Health insurers should make sure they have the ability to handle pre-authorizations and customer service calls even if the flu forces as many as half of their employees to stay home, officials write.
“Health insurer services that affect access to care…are extremely important during the onset stages of a pandemic,” officials write. “Unnecessary delays can disrupt the [health care] delivery system and its ability to control the disease.”
Officials say they received conflicting information about whether life insurers have enough capital to pay claims during a pandemic that could cause 1.3 deaths per 1,000 insured individuals, or a very severe pandemic that could cause as many as 7 deaths per 1,000 insured individuals.
The normal mortality rate is about 0.4 deaths per 1,000 insured individuals per year, officials estimate.

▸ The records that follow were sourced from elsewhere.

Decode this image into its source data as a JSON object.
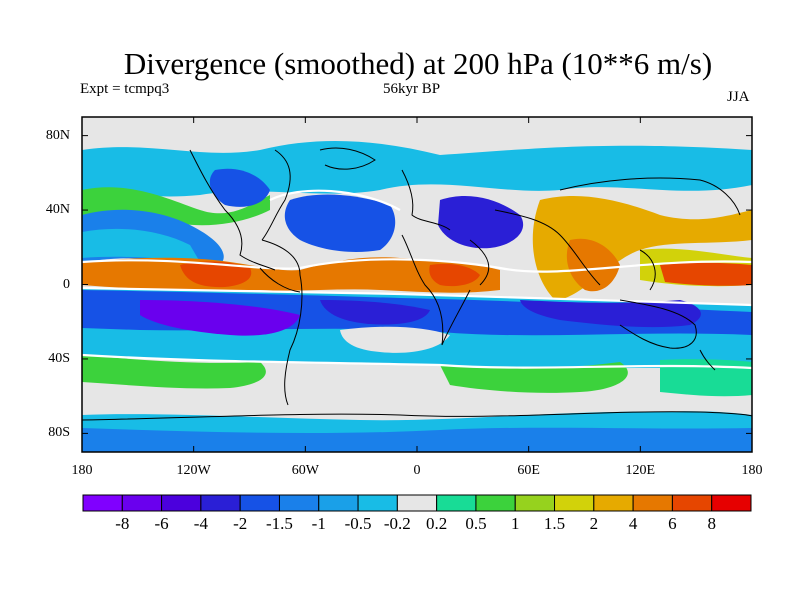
{
  "title": "Divergence (smoothed) at 200 hPa (10**6 m/s)",
  "subtitle_left": "Expt = tcmpq3",
  "subtitle_center": "56kyr BP",
  "subtitle_right": "JJA",
  "map": {
    "lon_range": [
      -180,
      180
    ],
    "lat_range": [
      -90,
      90
    ],
    "projection": "cylindrical equidistant",
    "coastlines": true,
    "y_ticks": [
      {
        "lat": 80,
        "label": "80N"
      },
      {
        "lat": 40,
        "label": "40N"
      },
      {
        "lat": 0,
        "label": "0"
      },
      {
        "lat": -40,
        "label": "40S"
      },
      {
        "lat": -80,
        "label": "80S"
      }
    ],
    "x_ticks": [
      {
        "lon": -180,
        "label": "180"
      },
      {
        "lon": -120,
        "label": "120W"
      },
      {
        "lon": -60,
        "label": "60W"
      },
      {
        "lon": 0,
        "label": "0"
      },
      {
        "lon": 60,
        "label": "60E"
      },
      {
        "lon": 120,
        "label": "120E"
      },
      {
        "lon": 180,
        "label": "180"
      }
    ]
  },
  "colorbar": {
    "colors": [
      "#8000ff",
      "#6a00ee",
      "#4b00dd",
      "#2a1fd6",
      "#1652e6",
      "#1a80ea",
      "#1aa0e8",
      "#18bce6",
      "#e6e6e6",
      "#18dc96",
      "#3cd23c",
      "#96d21e",
      "#d2d20a",
      "#e6aa00",
      "#e67800",
      "#e64600",
      "#e60000"
    ],
    "labels": [
      "-8",
      "-6",
      "-4",
      "-2",
      "-1.5",
      "-1",
      "-0.5",
      "-0.2",
      "0.2",
      "0.5",
      "1",
      "1.5",
      "2",
      "4",
      "6",
      "8"
    ]
  },
  "legend_colors": {
    "strong_negative": "#6a00ee",
    "negative": "#1652e6",
    "weak_negative": "#18bce6",
    "neutral": "#e6e6e6",
    "weak_positive": "#3cd23c",
    "positive": "#e6aa00",
    "strong_positive": "#e60000"
  }
}
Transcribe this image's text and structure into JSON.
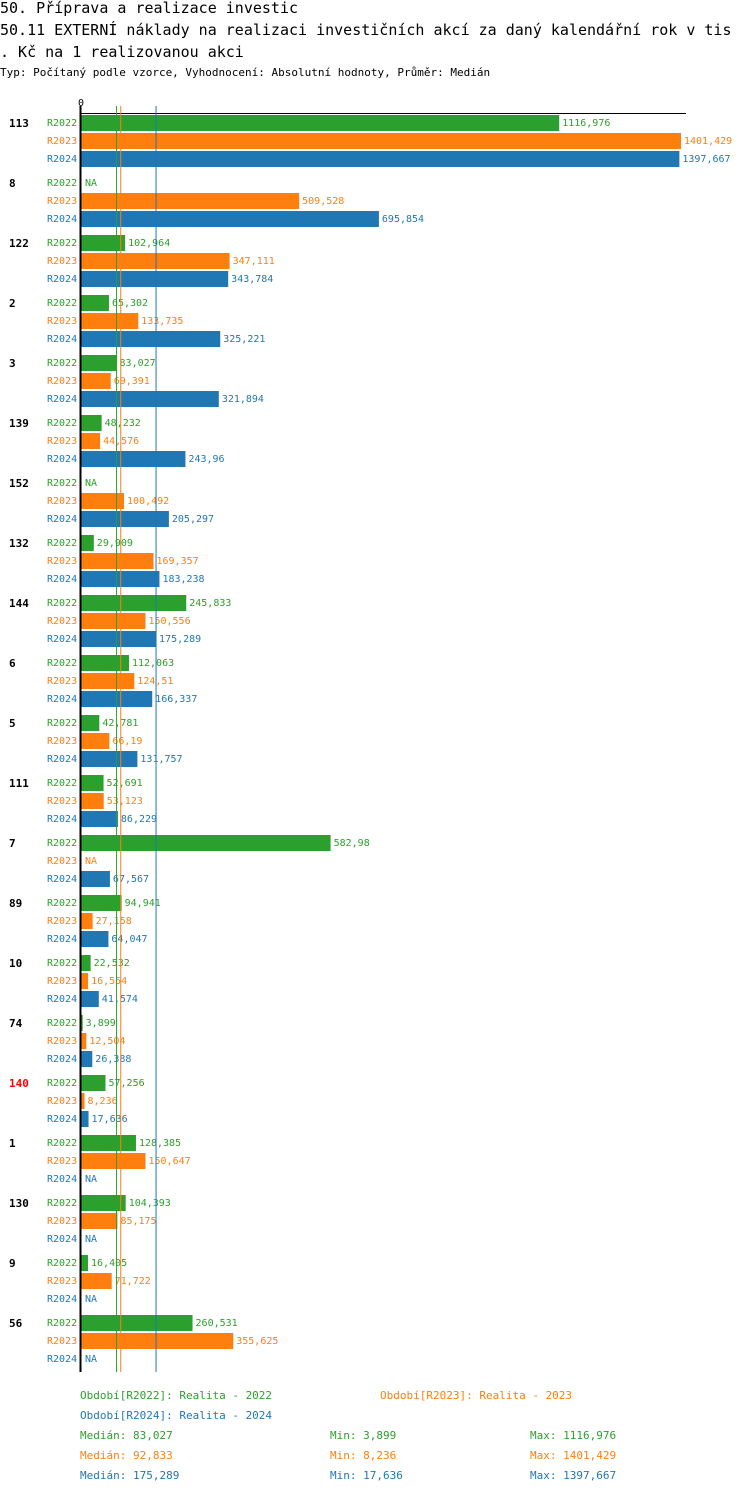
{
  "header": {
    "title_line1": "50. Příprava a realizace investic",
    "title_line2": "50.11 EXTERNÍ náklady na realizaci investičních akcí za daný kalendářní rok v tis",
    "title_line3": ". Kč na 1 realizovanou akci",
    "subtitle": "Typ: Počítaný podle vzorce, Vyhodnocení: Absolutní hodnoty, Průměr: Medián"
  },
  "colors": {
    "R2022": "#2ca02c",
    "R2023": "#ff7f0e",
    "R2024": "#1f77b4",
    "highlight": "#ff0000",
    "text": "#000000"
  },
  "chart_data": {
    "type": "bar",
    "orientation": "horizontal",
    "axis_zero_label": "0",
    "xlim": [
      0,
      1401.429
    ],
    "na_label": "NA",
    "series_names": [
      "R2022",
      "R2023",
      "R2024"
    ],
    "categories": [
      {
        "label": "113",
        "highlight": false,
        "values": [
          1116.976,
          1401.429,
          1397.667
        ],
        "labels": [
          "1116,976",
          "1401,429",
          "1397,667"
        ]
      },
      {
        "label": "8",
        "highlight": false,
        "values": [
          null,
          509.528,
          695.854
        ],
        "labels": [
          "NA",
          "509,528",
          "695,854"
        ]
      },
      {
        "label": "122",
        "highlight": false,
        "values": [
          102.964,
          347.111,
          343.784
        ],
        "labels": [
          "102,964",
          "347,111",
          "343,784"
        ]
      },
      {
        "label": "2",
        "highlight": false,
        "values": [
          65.302,
          133.735,
          325.221
        ],
        "labels": [
          "65,302",
          "133,735",
          "325,221"
        ]
      },
      {
        "label": "3",
        "highlight": false,
        "values": [
          83.027,
          69.391,
          321.894
        ],
        "labels": [
          "83,027",
          "69,391",
          "321,894"
        ]
      },
      {
        "label": "139",
        "highlight": false,
        "values": [
          48.232,
          44.576,
          243.96
        ],
        "labels": [
          "48,232",
          "44,576",
          "243,96"
        ]
      },
      {
        "label": "152",
        "highlight": false,
        "values": [
          null,
          100.492,
          205.297
        ],
        "labels": [
          "NA",
          "100,492",
          "205,297"
        ]
      },
      {
        "label": "132",
        "highlight": false,
        "values": [
          29.909,
          169.357,
          183.238
        ],
        "labels": [
          "29,909",
          "169,357",
          "183,238"
        ]
      },
      {
        "label": "144",
        "highlight": false,
        "values": [
          245.833,
          150.556,
          175.289
        ],
        "labels": [
          "245,833",
          "150,556",
          "175,289"
        ]
      },
      {
        "label": "6",
        "highlight": false,
        "values": [
          112.063,
          124.51,
          166.337
        ],
        "labels": [
          "112,063",
          "124,51",
          "166,337"
        ]
      },
      {
        "label": "5",
        "highlight": false,
        "values": [
          42.781,
          66.19,
          131.757
        ],
        "labels": [
          "42,781",
          "66,19",
          "131,757"
        ]
      },
      {
        "label": "111",
        "highlight": false,
        "values": [
          52.691,
          53.123,
          86.229
        ],
        "labels": [
          "52,691",
          "53,123",
          "86,229"
        ]
      },
      {
        "label": "7",
        "highlight": false,
        "values": [
          582.98,
          null,
          67.567
        ],
        "labels": [
          "582,98",
          "NA",
          "67,567"
        ]
      },
      {
        "label": "89",
        "highlight": false,
        "values": [
          94.941,
          27.158,
          64.047
        ],
        "labels": [
          "94,941",
          "27,158",
          "64,047"
        ]
      },
      {
        "label": "10",
        "highlight": false,
        "values": [
          22.532,
          16.554,
          41.574
        ],
        "labels": [
          "22,532",
          "16,554",
          "41,574"
        ]
      },
      {
        "label": "74",
        "highlight": false,
        "values": [
          3.899,
          12.504,
          26.388
        ],
        "labels": [
          "3,899",
          "12,504",
          "26,388"
        ]
      },
      {
        "label": "140",
        "highlight": true,
        "values": [
          57.256,
          8.236,
          17.636
        ],
        "labels": [
          "57,256",
          "8,236",
          "17,636"
        ]
      },
      {
        "label": "1",
        "highlight": false,
        "values": [
          128.385,
          150.647,
          null
        ],
        "labels": [
          "128,385",
          "150,647",
          "NA"
        ]
      },
      {
        "label": "130",
        "highlight": false,
        "values": [
          104.393,
          85.175,
          null
        ],
        "labels": [
          "104,393",
          "85,175",
          "NA"
        ]
      },
      {
        "label": "9",
        "highlight": false,
        "values": [
          16.405,
          71.722,
          null
        ],
        "labels": [
          "16,405",
          "71,722",
          "NA"
        ]
      },
      {
        "label": "56",
        "highlight": false,
        "values": [
          260.531,
          355.625,
          null
        ],
        "labels": [
          "260,531",
          "355,625",
          "NA"
        ]
      }
    ],
    "median_lines": [
      83.027,
      92.833,
      175.289
    ]
  },
  "legend": {
    "period_r2022": "Období[R2022]: Realita - 2022",
    "period_r2023": "Období[R2023]: Realita - 2023",
    "period_r2024": "Období[R2024]: Realita - 2024",
    "stats": [
      {
        "median": "Medián: 83,027",
        "min": "Min: 3,899",
        "max": "Max: 1116,976"
      },
      {
        "median": "Medián: 92,833",
        "min": "Min: 8,236",
        "max": "Max: 1401,429"
      },
      {
        "median": "Medián: 175,289",
        "min": "Min: 17,636",
        "max": "Max: 1397,667"
      }
    ]
  }
}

“Many companies with large life insurance exposures have surplus capital that could only withstand mortality rates that were double the expected or predicted rates for 1 year,” officials write.
“Only 9% of respondents expected a significant impact from an extra 1.3 deaths per 1,000, and only 13% expected a significant impact from an extra 7.0 deaths per 1,000,” officials write. “A majority of respondents indicated only a minimal or moderate impact.”
But officials with the New York State Insurance Department say “a pandemic resulting in an additional 7.0 deaths where 1,000 would lead to a significant number of insurers becoming insolvent,” officials write.
“Life insurers that have not considered the ability of the reinsurer to pay claims during a pandemic may want to incorporate such analysis as a part of their risk management activities,” officials write.